Properties
One of the most difficult choices to make in life’s journey is whether or not to move into a retirement village, and on what terms. Weighing up the pros and cons is hugely personal, and circumstances vary from person to person.
And one of the most important things to wrap your head around, if you do make the move, is what sort of property contract you should enter into.
There are three possibilities offered in retirement villages – life rights, freehold and sectional title.
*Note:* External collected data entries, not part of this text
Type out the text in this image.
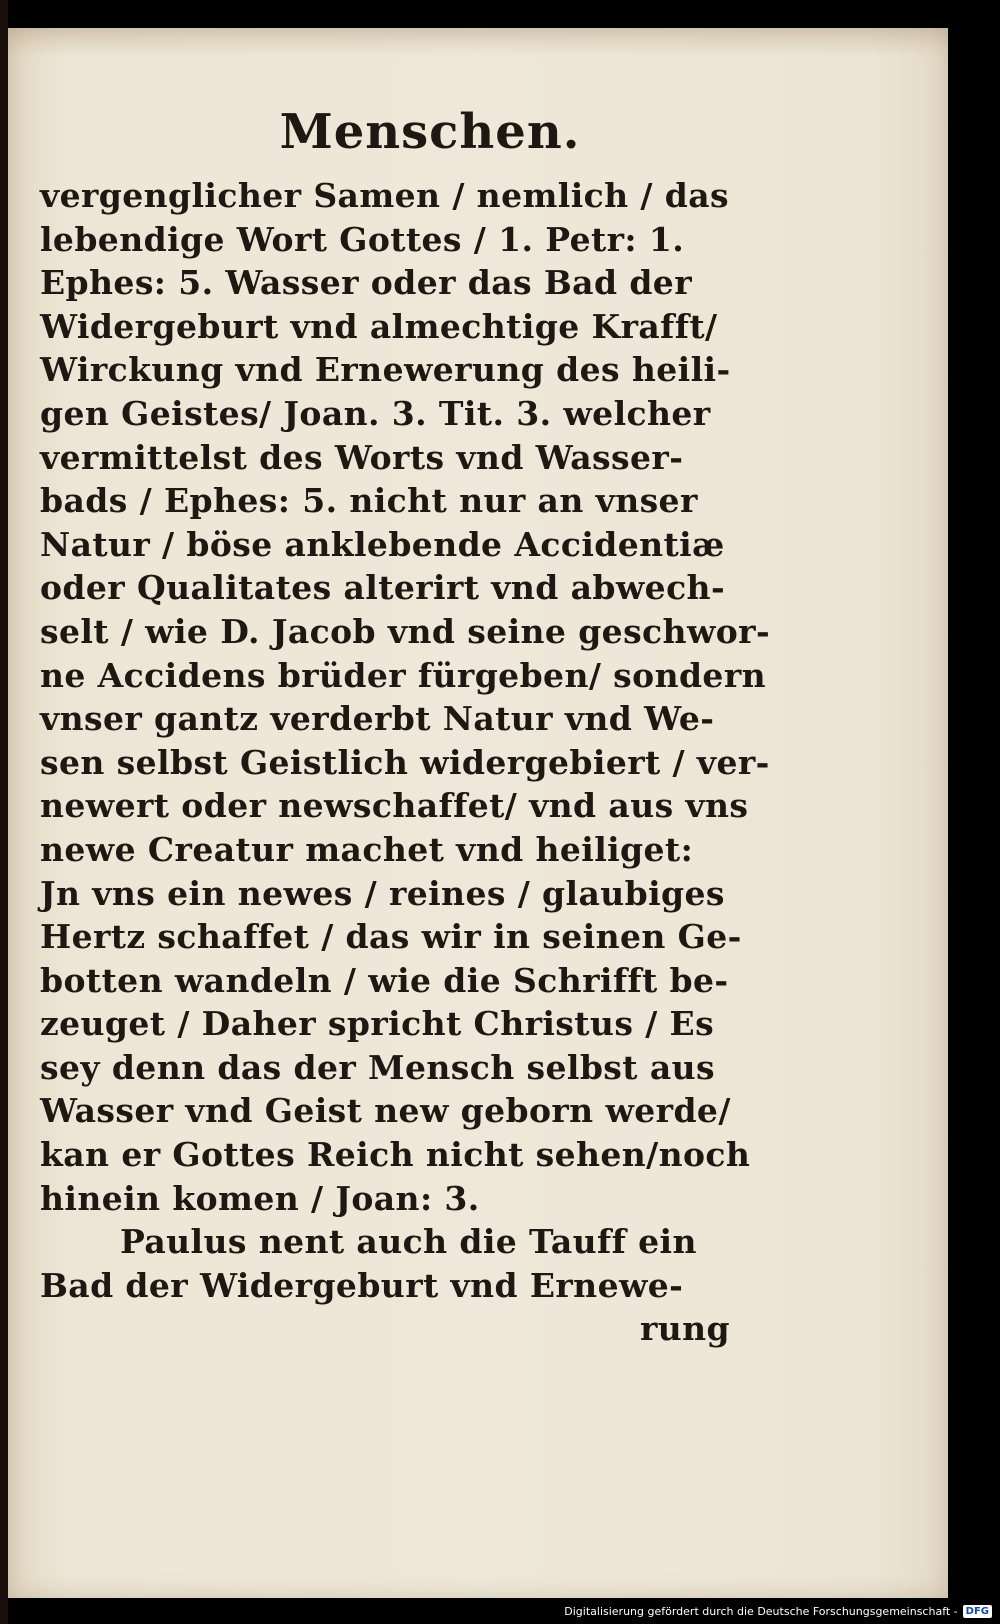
Menschen.
vergenglicher Samen / nemlich / das
lebendige Wort Gottes / 1. Petr: 1.
Ephes: 5. Wasser oder das Bad der
Widergeburt vnd almechtige Krafft/
Wirckung vnd Ernewerung des heili-
gen Geistes/ Joan. 3. Tit. 3. welcher
vermittelst des Worts vnd Wasser-
bads / Ephes: 5. nicht nur an vnser
Natur / böse anklebende Accidentiæ
oder Qualitates alterirt vnd abwech-
selt / wie D. Jacob vnd seine geschwor-
ne Accidens brüder fürgeben/ sondern
vnser gantz verderbt Natur vnd We-
sen selbst Geistlich widergebiert / ver-
newert oder newschaffet/ vnd aus vns
newe Creatur machet vnd heiliget:
Jn vns ein newes / reines / glaubiges
Hertz schaffet / das wir in seinen Ge-
botten wandeln / wie die Schrifft be-
zeuget / Daher spricht Christus / Es
sey denn das der Mensch selbst aus
Wasser vnd Geist new geborn werde/
kan er Gottes Reich nicht sehen/noch
hinein komen / Joan: 3.
Paulus nent auch die Tauff ein
Bad der Widergeburt vnd Ernewe-
rung
Digitalisierung gefördert durch die Deutsche Forschungsgemeinschaft - DFG
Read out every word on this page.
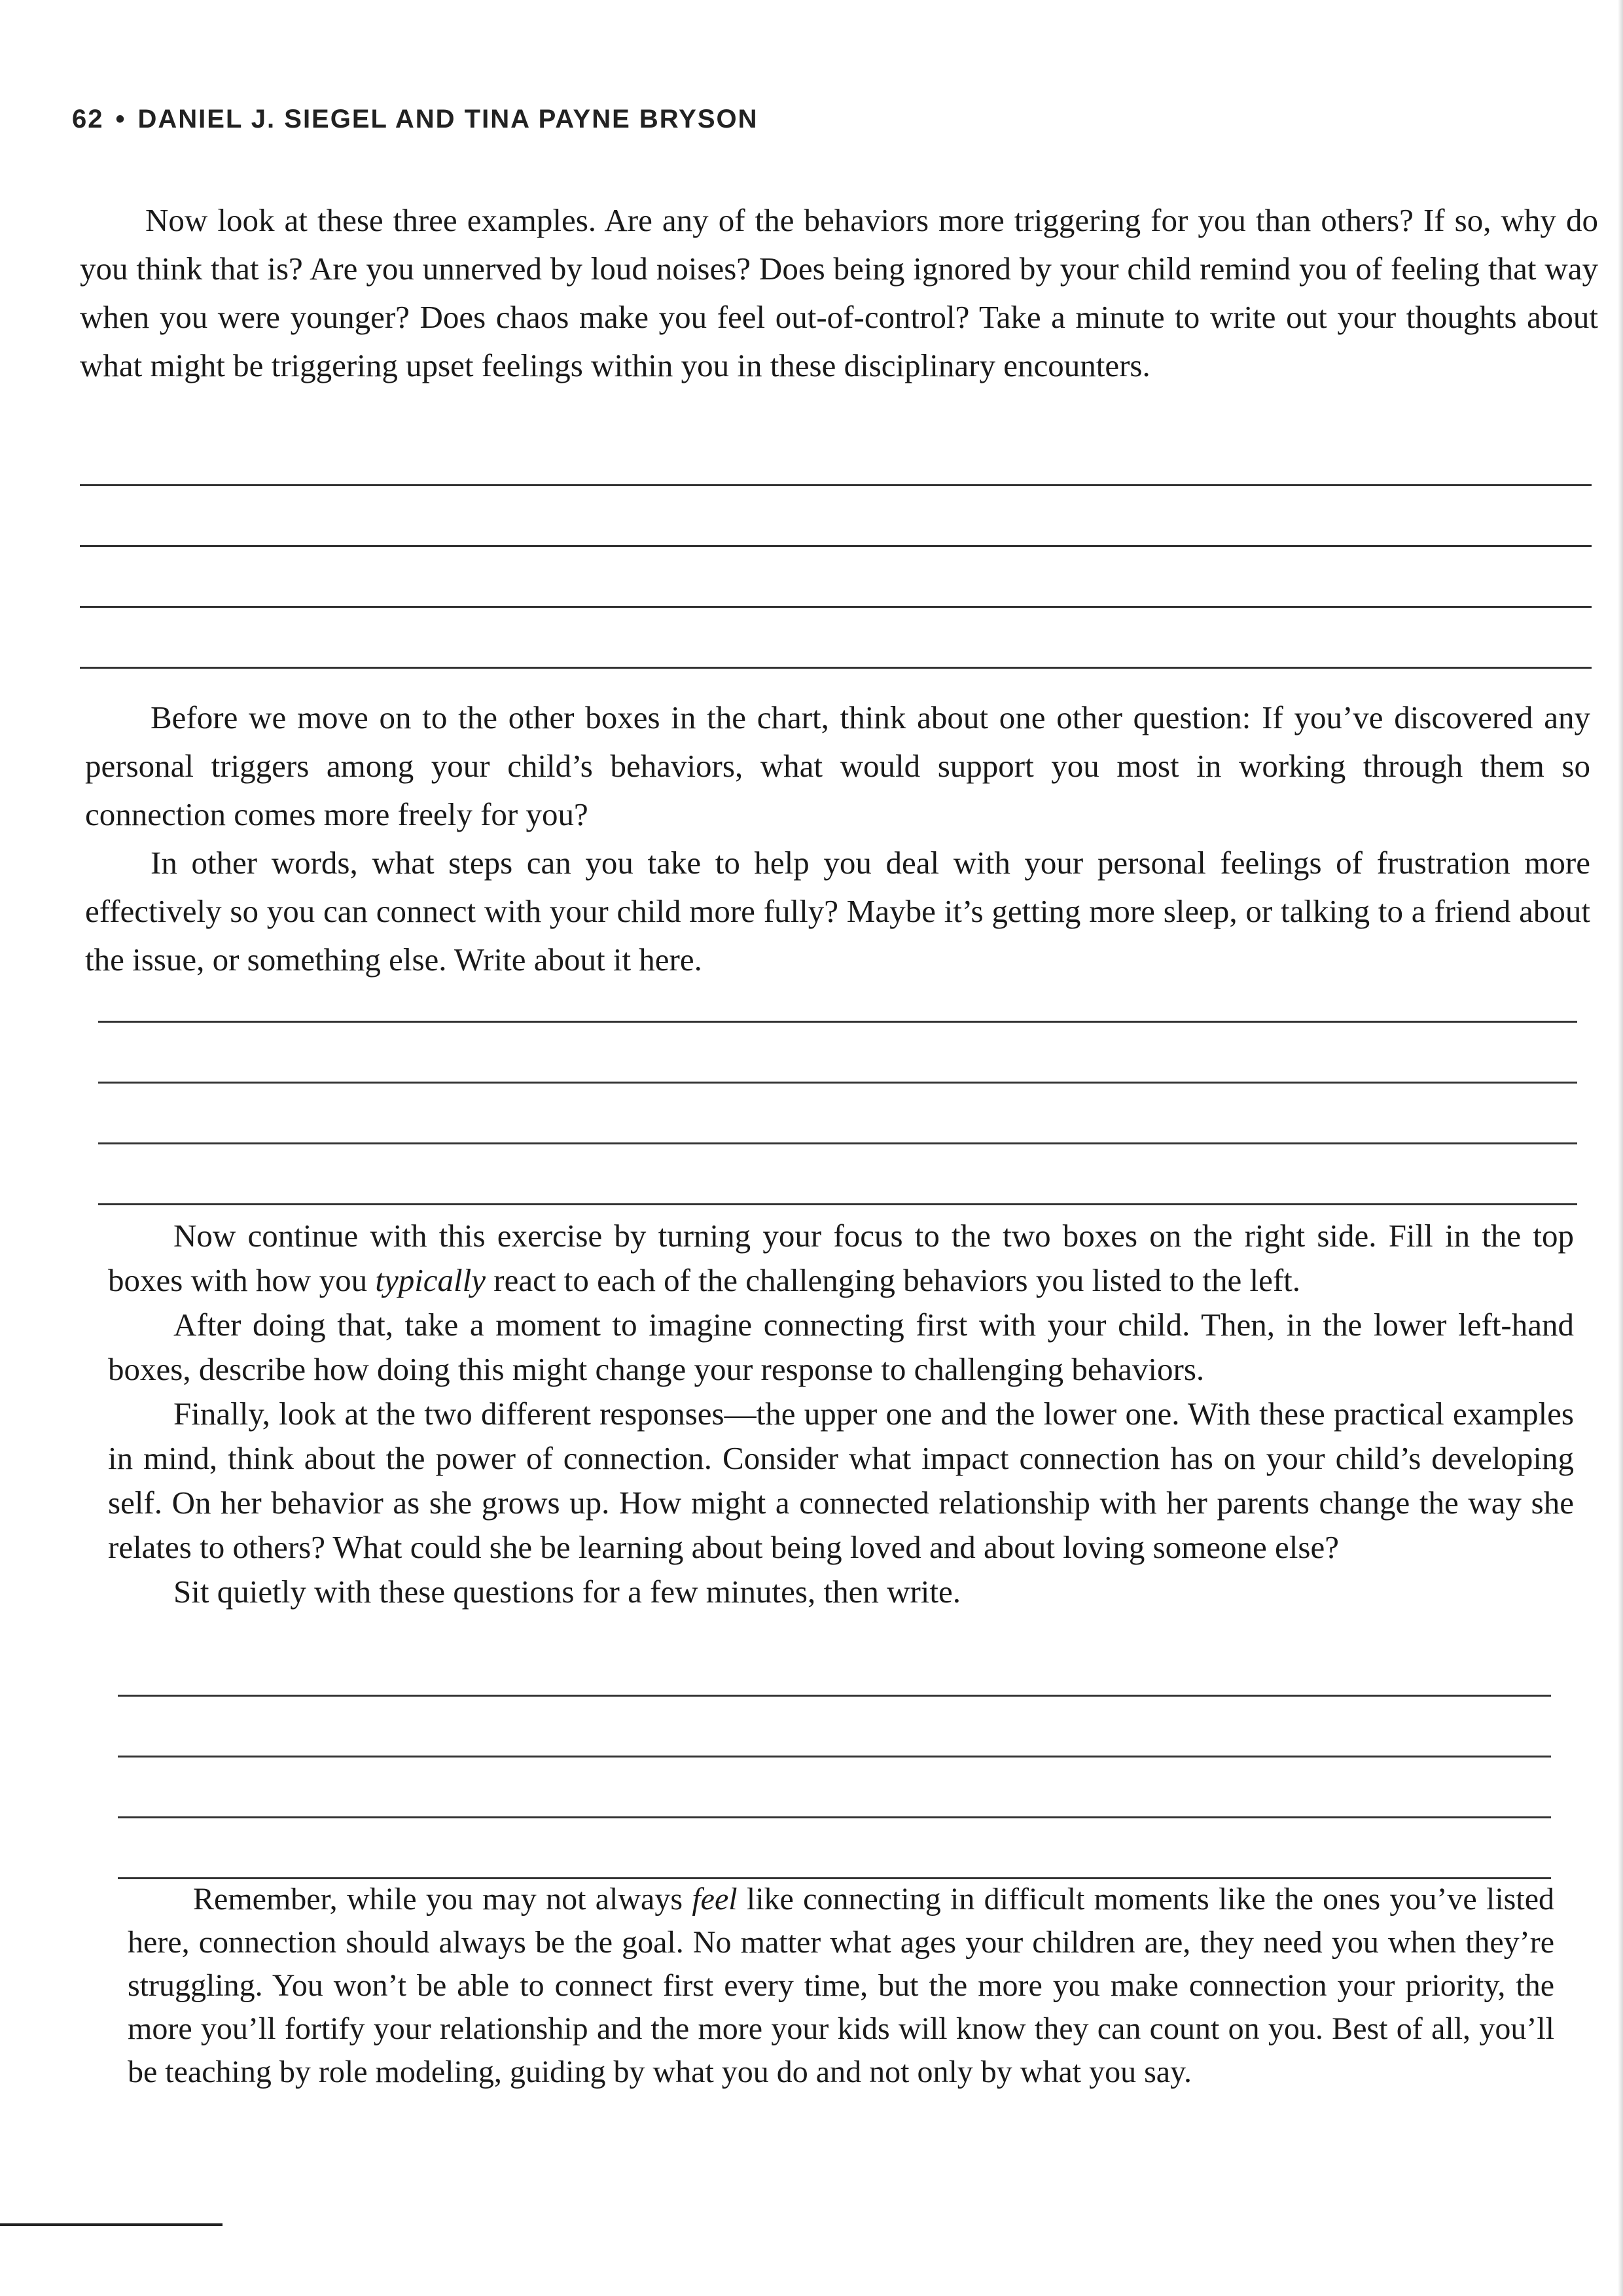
62 • DANIEL J. SIEGEL AND TINA PAYNE BRYSON

Now look at these three examples. Are any of the behaviors more triggering for you than others? If so, why do you think that is? Are you unnerved by loud noises? Does being ignored by your child remind you of feeling that way when you were younger? Does chaos make you feel out-of-control? Take a minute to write out your thoughts about what might be triggering upset feelings within you in these disciplinary encounters.

Before we move on to the other boxes in the chart, think about one other question: If you’ve discovered any personal triggers among your child’s behaviors, what would support you most in working through them so connection comes more freely for you?

In other words, what steps can you take to help you deal with your personal feelings of frustration more effectively so you can connect with your child more fully? Maybe it’s getting more sleep, or talking to a friend about the issue, or something else. Write about it here.

Now continue with this exercise by turning your focus to the two boxes on the right side. Fill in the top boxes with how you typically react to each of the challenging behaviors you listed to the left.

After doing that, take a moment to imagine connecting first with your child. Then, in the lower left-hand boxes, describe how doing this might change your response to challenging behaviors.

Finally, look at the two different responses—the upper one and the lower one. With these practical examples in mind, think about the power of connection. Consider what impact connection has on your child’s developing self. On her behavior as she grows up. How might a connected relationship with her parents change the way she relates to others? What could she be learning about being loved and about loving someone else?

Sit quietly with these questions for a few minutes, then write.

Remember, while you may not always feel like connecting in difficult moments like the ones you’ve listed here, connection should always be the goal. No matter what ages your children are, they need you when they’re struggling. You won’t be able to connect first every time, but the more you make connection your priority, the more you’ll fortify your relationship and the more your kids will know they can count on you. Best of all, you’ll be teaching by role modeling, guiding by what you do and not only by what you say.
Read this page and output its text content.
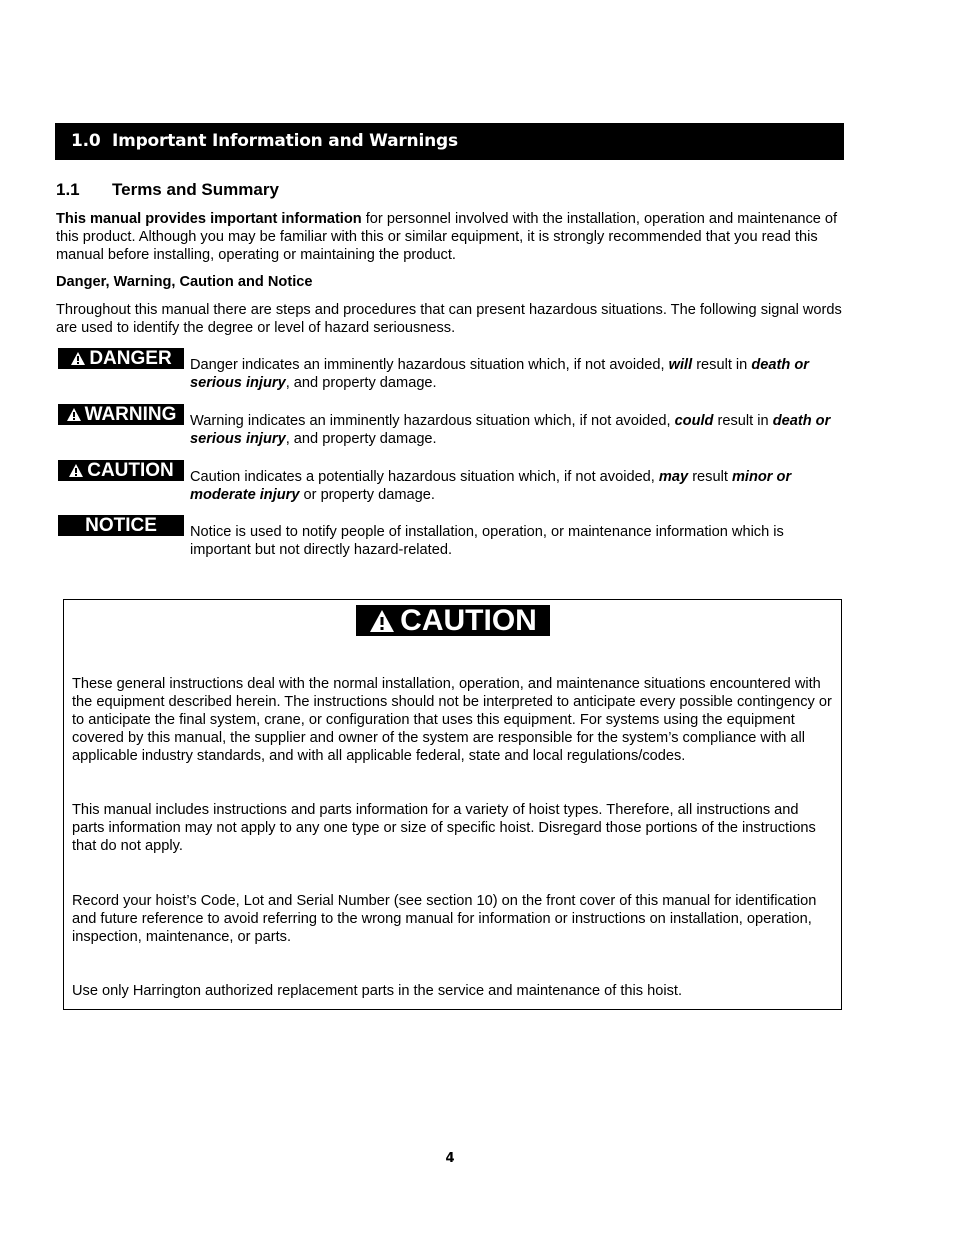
1.0 Important Information and Warnings
1.1 Terms and Summary
This manual provides important information for personnel involved with the installation, operation and maintenance of this product. Although you may be familiar with this or similar equipment, it is strongly recommended that you read this manual before installing, operating or maintaining the product.
Danger, Warning, Caution and Notice
Throughout this manual there are steps and procedures that can present hazardous situations. The following signal words are used to identify the degree or level of hazard seriousness.
DANGER	Danger indicates an imminently hazardous situation which, if not avoided, will result in death or serious injury, and property damage.
WARNING Warning indicates an imminently hazardous situation which, if not avoided, could result in death or serious injury, and property damage.
CAUTION	Caution indicates a potentially hazardous situation which, if not avoided, may result minor or moderate injury or property damage.
NOTICE	Notice is used to notify people of installation, operation, or maintenance information which is important but not directly hazard-related.
CAUTION
These general instructions deal with the normal installation, operation, and maintenance situations encountered with the equipment described herein. The instructions should not be interpreted to anticipate every possible contingency or to anticipate the final system, crane, or configuration that uses this equipment. For systems using the equipment covered by this manual, the supplier and owner of the system are responsible for the system’s compliance with all applicable industry standards, and with all applicable federal, state and local regulations/codes.
This manual includes instructions and parts information for a variety of hoist types. Therefore, all instructions and parts information may not apply to any one type or size of specific hoist. Disregard those portions of the instructions that do not apply.
Record your hoist’s Code, Lot and Serial Number (see section 10) on the front cover of this manual for identification and future reference to avoid referring to the wrong manual for information or instructions on installation, operation, inspection, maintenance, or parts.
Use only Harrington authorized replacement parts in the service and maintenance of this hoist.
4
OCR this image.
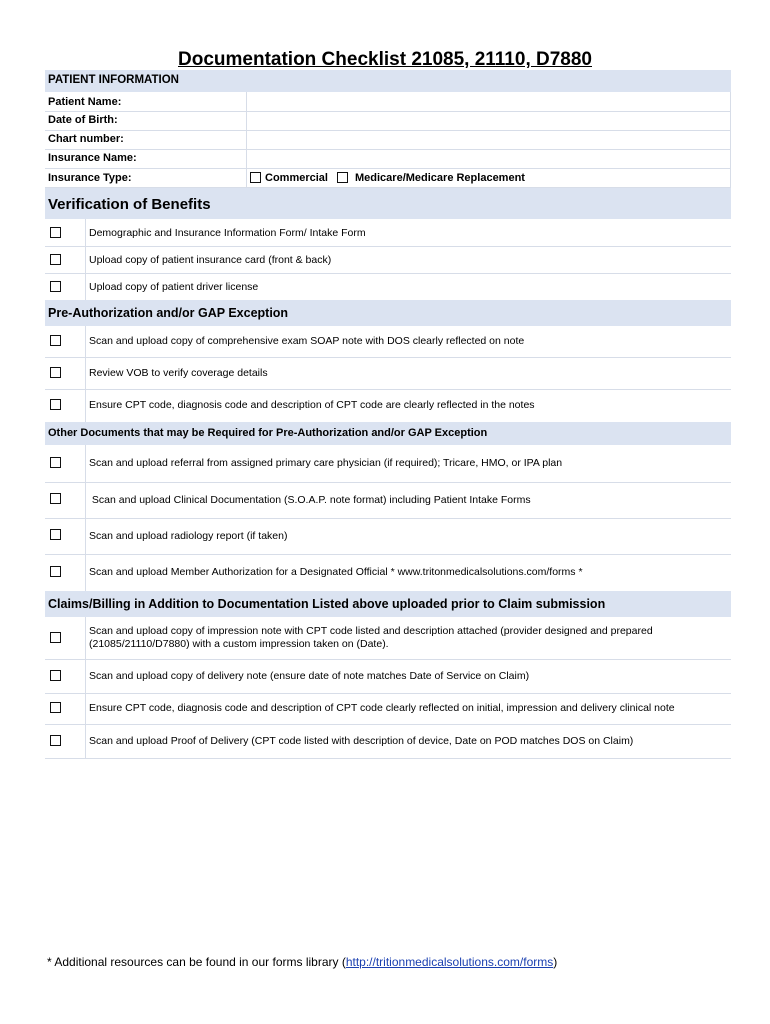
Documentation Checklist 21085, 21110, D7880
PATIENT INFORMATION
Patient Name:
Date of Birth:
Chart number:
Insurance Name:
Insurance Type:	Commercial Medicare/Medicare Replacement
Verification of Benefits
Demographic and Insurance Information Form/ Intake Form
Upload copy of patient insurance card (front & back)
Upload copy of patient driver license
Pre-Authorization and/or GAP Exception
Scan and upload copy of comprehensive exam SOAP note with DOS clearly reflected on note
Review VOB to verify coverage details
Ensure CPT code, diagnosis code and description of CPT code are clearly reflected in the notes
Other Documents that may be Required for Pre-Authorization and/or GAP Exception
Scan and upload referral from assigned primary care physician (if required); Tricare, HMO, or IPA plan
Scan and upload Clinical Documentation (S.O.A.P. note format) including Patient Intake Forms
Scan and upload radiology report (if taken)
Scan and upload Member Authorization for a Designated Official * www.tritonmedicalsolutions.com/forms *
Claims/Billing in Addition to Documentation Listed above uploaded prior to Claim submission
Scan and upload copy of impression note with CPT code listed and description attached (provider designed and prepared (21085/21110/D7880) with a custom impression taken on (Date).
Scan and upload copy of delivery note (ensure date of note matches Date of Service on Claim)
Ensure CPT code, diagnosis code and description of CPT code clearly reflected on initial, impression and delivery clinical note
Scan and upload Proof of Delivery (CPT code listed with description of device, Date on POD matches DOS on Claim)
* Additional resources can be found in our forms library (http://tritionmedicalsolutions.com/forms)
The three contracts explained
Freehold
As Rob Jones, managing director of a Retirement Property Company, explains: “You own the land and building, it’s your responsibility, you pay rates and taxes and there is a registered title deed in your name. You can leave it to your heirs and any gains in value would be for you. There may be some exit levy to pay to the complex, but it differs from place to place.”
Sectional title
With this option, says Jones: “You own a portion of the building, say an apartment or townhouse. You will have a title deed and you can leave it to your estate. You are responsible for internal maintenance, while the body corporate takes responsibility for outside maintenance as a general rule. You pay for that in your levies of course. There may be some exit levy to pay to the complex, but it differs from place to place.”
Life rights
“Essentially it’s a lease for the rest of your life,” says Jones. “You’re paying upfront for the occupation of the building for you and your spouse for the remainder of your lives.”
Details differ from village to village, but usually it means that if you pass away and your unit is sold, your estate will get back the amount you paid, but not any portion of the increase in value (gain).